The IDatabaseContext type defines methods for working with object Oid's. For the examples above, let's assume that db holds a reference to an instance of IDatabaseContext, recieved from an ITransactor when starting a new database transaction.

Get the Oid from a database object

var newObject = db.Insert<Product>();
ulong oid = db.GetOid(newObject);

Find an object in the database by its unique key

var oid = 459123UL;
var product = db.Get<Product>(oid);

Notes

• Zero (0) is not a valid Oid.

• It's not yet possible to insert a database object with a predefined Oid.

Comparing database objects

Database objects can be checked for equality with the object.Equals method or the Equals instance method for each database class instance. Comparing database objects with object.ReferenceEquals or the == operator always returns false if any of the objects are retrieved from the database.

We can also compare database objects by comparing their Oid's.

Example:

var transactor = services.GetRequiredService<ITransactor>();

transactor.Transact(db =>
{
    var firstProduct = db.Insert<Product>();
    var firstProductOid = db.GetOid(firstProduct);
    var secondProduct = db.Insert<Product>();
    var anotherFirstProduct = db.Get<Product>(firstProductOid);

    firstProduct.Equals(secondProduct); // false
    firstProduct.Equals(anotherFirstProduct); // true

    _ = firstProduct == secondProduct; // false
    _ = firstProduct == anotherFirstProduct; // false
    _ = firstProduct == firstProduct; // true

    object.ReferenceEquals(firstProduct, secondProduct); // false
    object.ReferenceEquals(firstProduct, anotherFirstProduct); // false
    object.ReferenceEquals(firstProduct, firstProduct); // true
});

Discovery

Starcounter automatically discovers all database classes in the application assembly, which does not include all referenced assemblies. Manual configuration is required to use database classes from referenced assemblies.

Example

The Something database class definition below is contained in an assembly that our app references:

[Database]
public abstract class Something
{
}

And here's the code we need to have in our application for it to detect the database class definition above, as well as any other database types contained in the same assembly:

using var services = new ServiceCollection()
    .AddStarcounter($"Database=./.database/test;OpenMode=CreateIfNotExists;StartMode=StartIfNotRunning;StopMode=IfWeStarted")
    .Configure<Starcounter.Database.Binding.TypeBindingOptions>(o =>
    {
        Type[] extraDatabaseTypes = typeof(Something) // Getting type of a database class.
            .Assembly // Getting assembly which defines the type.
            .ExportedTypes // Getting all exported types in the assembly.
            .Where(t => t.IsDatabaseType()) // Filtering the types by the `DatabaseAttribute` attribute.
            .ToArray();

        // The `o.DefaultTypes` property contains all automatically discovered database classes.
        // The `o.Types` property defines which classes will be treated as database classes.
        // It shall contain all automatically discovered database classes plus extra classes from the referenced assembly.
        o.Types = o.DefaultTypes.Concat(extraDatabaseTypes).ToArray();
    })
    .BuildServiceProvider();

Limitations

• All database classes must be declared as public abstract.

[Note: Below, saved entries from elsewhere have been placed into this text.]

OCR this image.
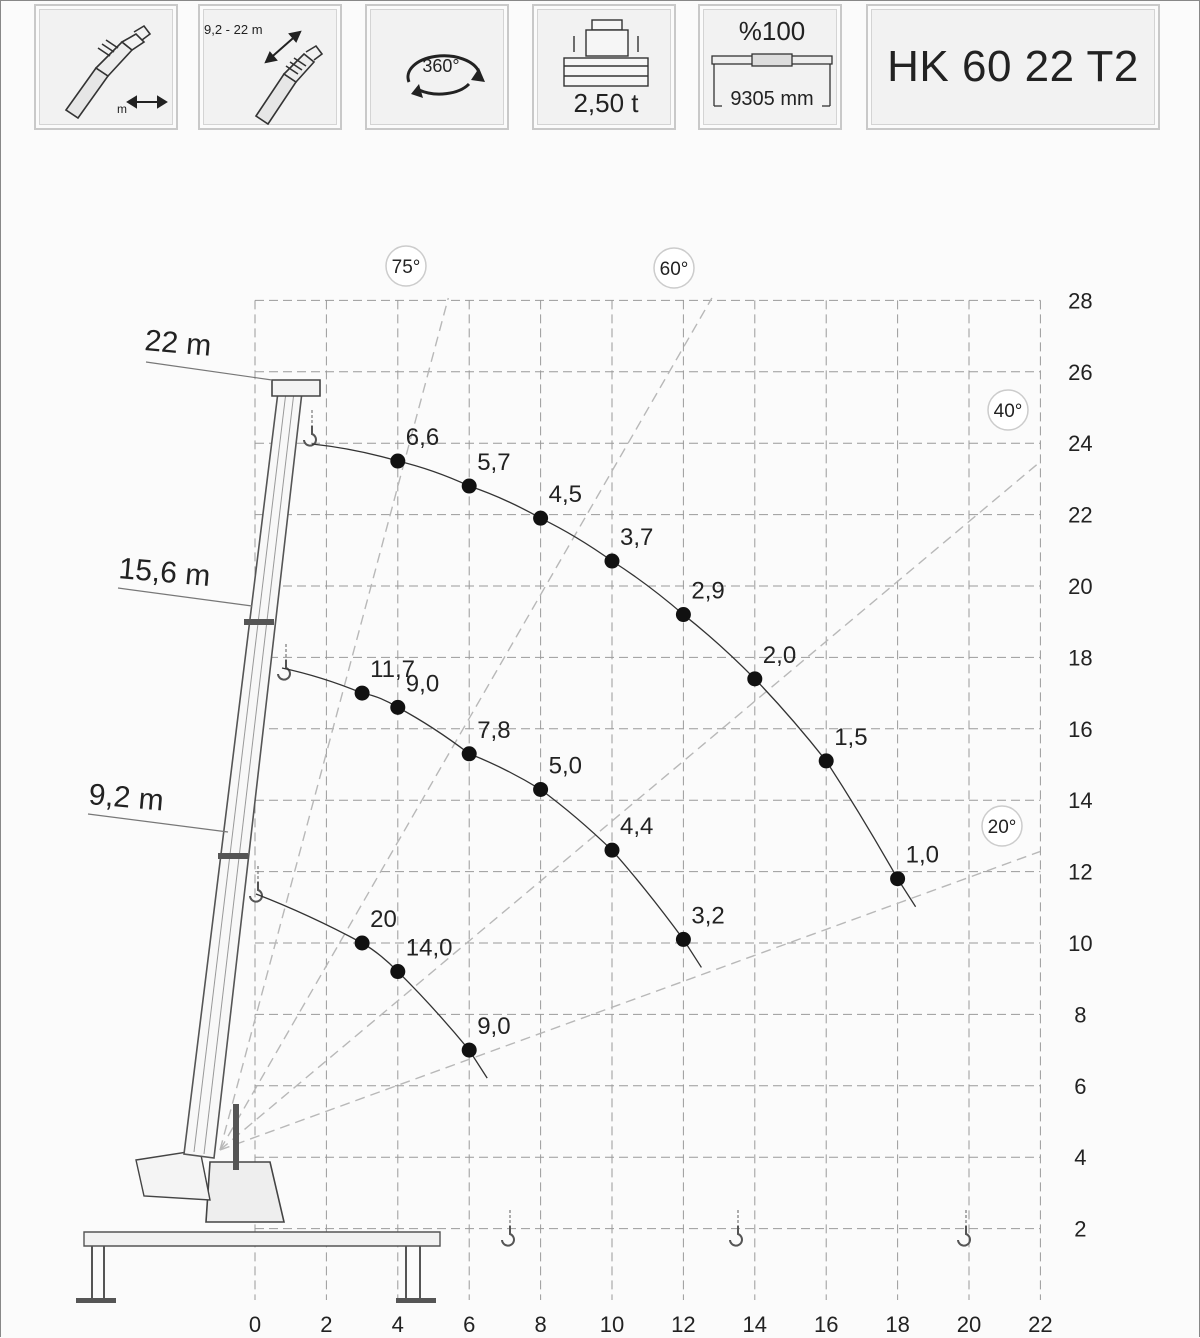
m
9,2 - 22 m
360°
2,50 t
%100
9305 mm
HK 60 22 T2
0	2	4	6	8 10 12 14 16 18 20 22
2
4
6
8
10
12
14
16
18
20
22
24
26
28
75°	60°
40°
20°
22 m
15,6 m
9,2 m
6,6
5,7
4,5
3,7
2,9
2,0
1,5
1,0
11,7
9,0
7,8
5,0
4,4
3,2
20
14,0
9,0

• Database classes must not inherit from non-database classes.

• Database classes with custom constructors must also declare a public parameterless constructor.

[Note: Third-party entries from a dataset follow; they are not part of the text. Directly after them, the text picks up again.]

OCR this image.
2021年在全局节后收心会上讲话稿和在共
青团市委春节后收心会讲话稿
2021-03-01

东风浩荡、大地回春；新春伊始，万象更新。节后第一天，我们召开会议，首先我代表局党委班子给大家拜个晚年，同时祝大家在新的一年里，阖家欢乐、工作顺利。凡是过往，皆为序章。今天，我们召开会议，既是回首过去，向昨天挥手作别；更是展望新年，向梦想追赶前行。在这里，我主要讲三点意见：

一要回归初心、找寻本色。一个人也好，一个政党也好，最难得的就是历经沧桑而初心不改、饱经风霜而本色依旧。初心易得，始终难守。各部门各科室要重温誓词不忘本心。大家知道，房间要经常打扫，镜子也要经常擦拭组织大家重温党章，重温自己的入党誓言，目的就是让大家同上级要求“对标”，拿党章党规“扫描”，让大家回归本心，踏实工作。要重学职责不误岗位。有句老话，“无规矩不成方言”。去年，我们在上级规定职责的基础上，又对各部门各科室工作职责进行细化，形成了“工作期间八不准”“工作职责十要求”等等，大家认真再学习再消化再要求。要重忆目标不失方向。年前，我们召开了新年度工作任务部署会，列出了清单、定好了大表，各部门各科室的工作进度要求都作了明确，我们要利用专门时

• Database properties must be declared as public abstract, with one of the supported database types as property type.

• It is not allowed to override database properties.

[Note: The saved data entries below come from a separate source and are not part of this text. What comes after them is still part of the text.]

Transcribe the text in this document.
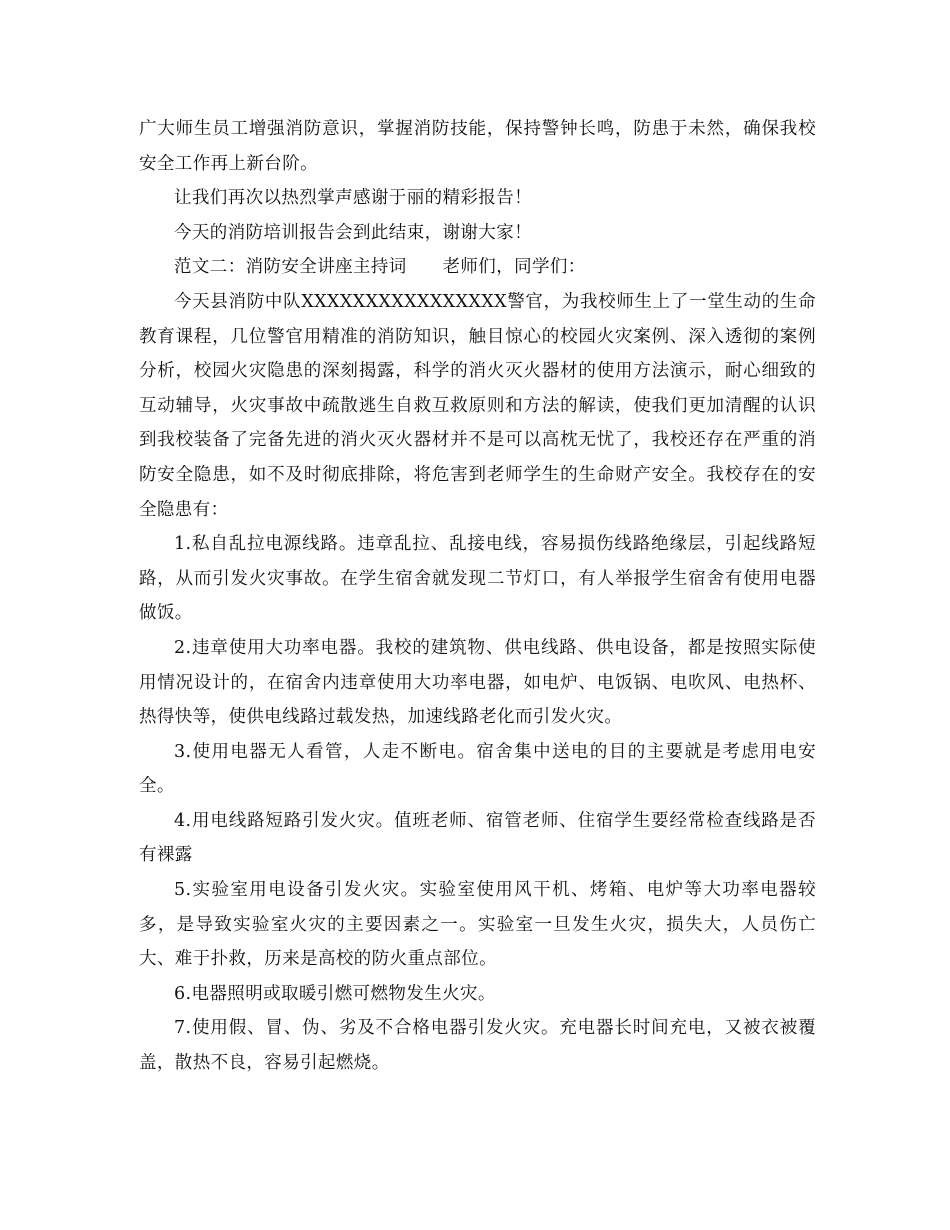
广大师生员工增强消防意识，掌握消防技能，保持警钟长鸣，防患于未然，确保我校安全工作再上新台阶。

让我们再次以热烈掌声感谢于丽的精彩报告！

今天的消防培训报告会到此结束，谢谢大家！

范文二：消防安全讲座主持词　　老师们，同学们：

今天县消防中队XXXXXXXXXXXXXXXX警官，为我校师生上了一堂生动的生命教育课程，几位警官用精准的消防知识，触目惊心的校园火灾案例、深入透彻的案例分析，校园火灾隐患的深刻揭露，科学的消火灭火器材的使用方法演示，耐心细致的互动辅导，火灾事故中疏散逃生自救互救原则和方法的解读，使我们更加清醒的认识到我校装备了完备先进的消火灭火器材并不是可以高枕无忧了，我校还存在严重的消防安全隐患，如不及时彻底排除，将危害到老师学生的生命财产安全。我校存在的安全隐患有：

1.私自乱拉电源线路。违章乱拉、乱接电线，容易损伤线路绝缘层，引起线路短路，从而引发火灾事故。在学生宿舍就发现二节灯口，有人举报学生宿舍有使用电器做饭。

2.违章使用大功率电器。我校的建筑物、供电线路、供电设备，都是按照实际使用情况设计的，在宿舍内违章使用大功率电器，如电炉、电饭锅、电吹风、电热杯、热得快等，使供电线路过载发热，加速线路老化而引发火灾。

3.使用电器无人看管，人走不断电。宿舍集中送电的目的主要就是考虑用电安全。

4.用电线路短路引发火灾。值班老师、宿管老师、住宿学生要经常检查线路是否有裸露

5.实验室用电设备引发火灾。实验室使用风干机、烤箱、电炉等大功率电器较多，是导致实验室火灾的主要因素之一。实验室一旦发生火灾，损失大，人员伤亡大、难于扑救，历来是高校的防火重点部位。

6.电器照明或取暖引燃可燃物发生火灾。

7.使用假、冒、伪、劣及不合格电器引发火灾。充电器长时间充电，又被衣被覆盖，散热不良，容易引起燃烧。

• Proxy state members must be decorated with the ProxyStateAttribute attribute. This also applies to the derived classes.

• Database classes must not have non-database abstract members.

• Database classes can have a maximum of 112 properties for performance reasons. The limit applies to the total number of persistent properties (including all inherited) per class.

• Nested database classes are not supported in SQL queries.